Он посмотрел на меня, захохотал и ответил:
- Она - свободный гражданин, поверь мне, Джонни. Если бы ты
когда-нибудь сделал ей что-то плохое, я собственными руками оторвал бы
тебе голову. Но, думаю, ты ничего плохого не сделаешь. А ревновать? Нет. Я
считаю, что она самый лучший парень из моих друзей, но женюсь я лучше на
горной львице.
Он ушел, оставив меня опять в полном недоумении. Но все же я
последовал его совету. Или, может быть, Магги последовала. Магги все знала
- оказалось, что Юдифь написала ей тоже. Мне пришлось ее разыскивать. Она
сама пришла ко мне после ужина. Мы поговорили с ней обо всем, и я
почувствовал себя куда лучше, настолько, что вернулся в кабинет и полночи
работал, наверстывал упущенное днем время.
Мы с Магги часто гуляли после обеда, но не заходили так далеко, как с
Зебом. Иногда я мог уделить на прогулку минут двадцать, не больше - надо
было возвращаться к работе, но это были лучшие минуты дня, и я ждал их.
Неподалеку от городка у нас было одно особенно любимое место.
Тропинка вилась среди громадных каменных грибов, колонн, куполов и других
пещерных чудес, которым трудно придумать название и которые можно с
одинаковым успехом называть мечущимися душами и экзотическими цветами - в
зависимости от настроения. На этой тропинке стояла каменная скамья.

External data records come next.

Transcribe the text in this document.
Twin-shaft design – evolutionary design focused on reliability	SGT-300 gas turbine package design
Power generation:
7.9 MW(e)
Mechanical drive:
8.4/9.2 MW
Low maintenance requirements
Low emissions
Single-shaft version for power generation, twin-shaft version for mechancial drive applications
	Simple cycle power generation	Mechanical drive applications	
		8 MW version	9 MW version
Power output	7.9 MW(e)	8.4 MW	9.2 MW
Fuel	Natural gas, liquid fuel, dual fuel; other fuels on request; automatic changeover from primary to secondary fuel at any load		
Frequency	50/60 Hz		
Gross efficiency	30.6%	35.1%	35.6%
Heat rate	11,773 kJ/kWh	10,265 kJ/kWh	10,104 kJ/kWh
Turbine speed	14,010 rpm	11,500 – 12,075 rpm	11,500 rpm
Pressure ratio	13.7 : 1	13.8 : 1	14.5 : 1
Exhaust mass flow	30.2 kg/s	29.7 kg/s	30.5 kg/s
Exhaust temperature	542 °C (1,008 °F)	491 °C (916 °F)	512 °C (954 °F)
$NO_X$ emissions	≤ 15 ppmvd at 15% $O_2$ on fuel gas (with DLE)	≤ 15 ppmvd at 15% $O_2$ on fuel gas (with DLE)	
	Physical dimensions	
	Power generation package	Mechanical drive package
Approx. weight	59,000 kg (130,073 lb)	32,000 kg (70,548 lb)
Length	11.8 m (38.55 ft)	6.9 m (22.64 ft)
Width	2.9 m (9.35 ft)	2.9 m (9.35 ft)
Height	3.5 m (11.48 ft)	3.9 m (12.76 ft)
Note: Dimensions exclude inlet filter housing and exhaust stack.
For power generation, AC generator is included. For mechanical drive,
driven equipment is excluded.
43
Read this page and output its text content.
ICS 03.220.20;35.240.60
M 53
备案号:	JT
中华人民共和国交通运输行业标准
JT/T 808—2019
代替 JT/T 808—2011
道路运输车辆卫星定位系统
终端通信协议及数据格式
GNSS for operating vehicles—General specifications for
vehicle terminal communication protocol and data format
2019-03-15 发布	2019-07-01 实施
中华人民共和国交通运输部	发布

Тропинка здесь поднималась футов на сто над городком, так что мы могли
сидеть и смотреть на наш мир сверху и молчать, и Магги могла не спеша
покурить. Я привык зажигать ей сигареты, как в свое время Зеб. Она любила,
когда я оказывал этот маленький знак внимания, а я уже научился не
задыхаться от дыма. Месяца через полтора после того, как Зеб уехал, и за
несколько дней до восстания мы сидели там и рассуждали, что будет с нами,
если революция победит. Я сказал, что, наверное останусь в армии, если
армия сохранится.
- А что будешь делать ты, Магги?
Она медленно затянулась.
- Так далеко в будущее я не заглядывала. У меня нет никакой
специальности. Другими словами, мы же с тобой боремся за то, чтобы
профессия, к которой я принадлежала, исчезла навсегда. - Она сухо
усмехнулась и продолжала: "Меня не учили ничему полезному. Правда, я могу
готовить, шить и следить за домом. Постараюсь найти работу экономки или
служанки - ведь хорошие служанки очень редко попадаются, на них большой
спрос."
Мысль о том, что отважный и умный сержант Эндрюс, умеющая обращаться,
если нужно, с виброкинжалом, будут ходить в бюро найма и искать работу,
чтобы прокормить себя, была для меня совершенно неприемлема.